Wallace is a retired credentialed environmentalist better known as the “Creature Teacher” who would tour area schools to educate youth first-hand about animals and the environment. A long-time area activist and registered Democrat, Wallace said she thinks President Donald Trump has had and will continue to have a detrimental effect on the environment.

But she thinks he will have a unifying effect on the country, in a kind of boomerang way.

“He is so awful that I think he will actually unite the country,” she said.

But sometimes that thinking doesn’t always pan out, said A.C. Stickel, former head of the local county GOP party. Republicans thought both former President Barack Obama and on a state level, Gov. Tom Wolf, both Democrats, were disliked enough that they would be swept out of office by the end of their first term but they won re-election, he said.

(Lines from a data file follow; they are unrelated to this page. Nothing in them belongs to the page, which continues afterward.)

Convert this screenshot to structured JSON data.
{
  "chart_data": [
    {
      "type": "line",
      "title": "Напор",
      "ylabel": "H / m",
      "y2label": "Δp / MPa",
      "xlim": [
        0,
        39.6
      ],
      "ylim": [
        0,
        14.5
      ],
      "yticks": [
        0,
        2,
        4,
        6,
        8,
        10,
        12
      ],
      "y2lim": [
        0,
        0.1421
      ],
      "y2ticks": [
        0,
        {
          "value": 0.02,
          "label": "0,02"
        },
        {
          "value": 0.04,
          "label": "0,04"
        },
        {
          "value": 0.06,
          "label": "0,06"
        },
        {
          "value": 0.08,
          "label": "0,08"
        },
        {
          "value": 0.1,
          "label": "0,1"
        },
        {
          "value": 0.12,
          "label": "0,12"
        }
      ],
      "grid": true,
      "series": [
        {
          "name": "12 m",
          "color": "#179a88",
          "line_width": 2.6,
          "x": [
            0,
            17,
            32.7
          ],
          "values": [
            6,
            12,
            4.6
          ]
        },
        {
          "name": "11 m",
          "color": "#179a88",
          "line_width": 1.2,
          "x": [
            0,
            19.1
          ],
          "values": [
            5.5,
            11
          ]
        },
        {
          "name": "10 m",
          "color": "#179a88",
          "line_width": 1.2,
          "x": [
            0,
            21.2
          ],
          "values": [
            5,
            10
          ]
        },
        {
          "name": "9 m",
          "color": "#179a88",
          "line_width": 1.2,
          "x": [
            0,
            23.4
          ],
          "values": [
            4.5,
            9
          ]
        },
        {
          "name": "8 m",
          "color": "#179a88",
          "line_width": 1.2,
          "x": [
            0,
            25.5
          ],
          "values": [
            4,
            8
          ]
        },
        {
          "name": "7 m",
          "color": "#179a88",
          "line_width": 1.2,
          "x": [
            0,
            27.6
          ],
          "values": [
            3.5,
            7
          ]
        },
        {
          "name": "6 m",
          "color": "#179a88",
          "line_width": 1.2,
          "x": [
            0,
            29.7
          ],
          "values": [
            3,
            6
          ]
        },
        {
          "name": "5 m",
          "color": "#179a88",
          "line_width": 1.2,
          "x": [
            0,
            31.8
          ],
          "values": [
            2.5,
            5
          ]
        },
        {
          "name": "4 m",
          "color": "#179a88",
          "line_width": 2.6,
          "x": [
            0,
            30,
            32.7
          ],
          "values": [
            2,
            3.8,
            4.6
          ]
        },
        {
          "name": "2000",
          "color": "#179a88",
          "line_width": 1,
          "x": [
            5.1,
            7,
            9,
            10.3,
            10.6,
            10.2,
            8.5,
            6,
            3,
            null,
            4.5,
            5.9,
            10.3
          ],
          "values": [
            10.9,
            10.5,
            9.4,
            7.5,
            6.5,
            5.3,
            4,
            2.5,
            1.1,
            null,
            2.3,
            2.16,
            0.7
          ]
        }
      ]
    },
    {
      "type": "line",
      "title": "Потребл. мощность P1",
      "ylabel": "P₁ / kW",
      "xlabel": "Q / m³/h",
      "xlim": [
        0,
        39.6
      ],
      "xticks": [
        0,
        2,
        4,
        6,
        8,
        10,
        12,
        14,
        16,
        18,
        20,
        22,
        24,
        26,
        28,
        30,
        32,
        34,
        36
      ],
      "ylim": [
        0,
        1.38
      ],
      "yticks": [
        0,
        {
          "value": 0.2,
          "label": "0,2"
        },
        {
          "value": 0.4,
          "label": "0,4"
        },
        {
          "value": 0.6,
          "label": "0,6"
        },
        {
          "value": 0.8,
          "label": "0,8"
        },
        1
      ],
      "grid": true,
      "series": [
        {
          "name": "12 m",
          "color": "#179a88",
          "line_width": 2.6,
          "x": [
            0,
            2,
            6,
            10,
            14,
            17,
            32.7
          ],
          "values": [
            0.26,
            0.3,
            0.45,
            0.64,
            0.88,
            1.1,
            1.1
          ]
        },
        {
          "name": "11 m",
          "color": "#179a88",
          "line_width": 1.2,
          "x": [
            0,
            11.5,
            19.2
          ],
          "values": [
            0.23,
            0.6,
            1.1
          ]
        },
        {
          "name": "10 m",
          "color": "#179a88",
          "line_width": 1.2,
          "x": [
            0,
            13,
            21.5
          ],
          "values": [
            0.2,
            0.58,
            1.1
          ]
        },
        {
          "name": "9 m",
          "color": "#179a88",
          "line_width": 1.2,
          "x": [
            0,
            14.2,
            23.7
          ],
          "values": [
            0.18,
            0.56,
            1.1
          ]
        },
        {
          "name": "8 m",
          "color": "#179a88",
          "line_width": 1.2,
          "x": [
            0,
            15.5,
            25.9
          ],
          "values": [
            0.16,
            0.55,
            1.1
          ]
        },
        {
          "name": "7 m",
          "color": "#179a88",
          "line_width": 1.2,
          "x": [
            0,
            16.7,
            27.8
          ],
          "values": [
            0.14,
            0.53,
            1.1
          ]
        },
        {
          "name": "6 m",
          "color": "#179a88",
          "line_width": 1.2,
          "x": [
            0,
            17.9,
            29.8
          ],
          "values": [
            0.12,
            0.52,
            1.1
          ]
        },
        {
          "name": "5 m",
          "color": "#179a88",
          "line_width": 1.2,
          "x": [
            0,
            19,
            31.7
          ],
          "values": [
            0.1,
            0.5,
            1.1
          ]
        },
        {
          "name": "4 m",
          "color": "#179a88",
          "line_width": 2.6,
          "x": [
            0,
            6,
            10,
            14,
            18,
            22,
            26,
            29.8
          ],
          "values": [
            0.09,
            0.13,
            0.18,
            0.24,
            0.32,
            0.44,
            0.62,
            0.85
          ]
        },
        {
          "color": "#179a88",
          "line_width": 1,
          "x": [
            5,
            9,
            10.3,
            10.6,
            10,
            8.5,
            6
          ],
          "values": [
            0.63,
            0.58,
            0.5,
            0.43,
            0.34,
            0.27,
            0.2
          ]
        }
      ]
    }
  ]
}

“Trump still appeals to a lot of people, both Republican and Democrat,” Stickel said. “When was the last time you have heard of somebody so criticized for doing exactly as they said they would do. He has kept his promises.”

He added that he believed several of the environmental regulations changed by the Trump administration were excessive. He also said Trump and other mainstream GOP members recognize a moderate form of the climate change doctrine, just not all of the components proposed by the previous administration.

As with the women’s marches nationwide, the election of Trump prompted an anti-Trump sentiment that spurred the first local women’s march. But the purpose has broadened to fighting to women’s issues, said Donna Cohen, president of the county’s Federation of Democratic Women.

“It’s about equal pay, getting more women into government, health care, a variety of issues affecting women,” she said.

Gillian Kratzer, chairwoman of the county’s Democratic Committee, said the issues cross party boundaries, adding that some registered Republicans had joined the marchers, too.

That’s a concept embraced by the singer invited to participate at the event.

Elmira-Hope, 19, of Irvona, sang and played her guitar at the American Legion Hall after the marchers arrived following their mile-long walk from the courthouse. A freshman majoring in political science at West Chester University, she said she doesn’t think women’s issues should be politicized.

“I don’t think social justice issues should be Democratic or Republican,” she said. “I think they should be human rights issues.”

She also said she plays and sings at different types of venues but she feels “super blessed to play at things she believes in.”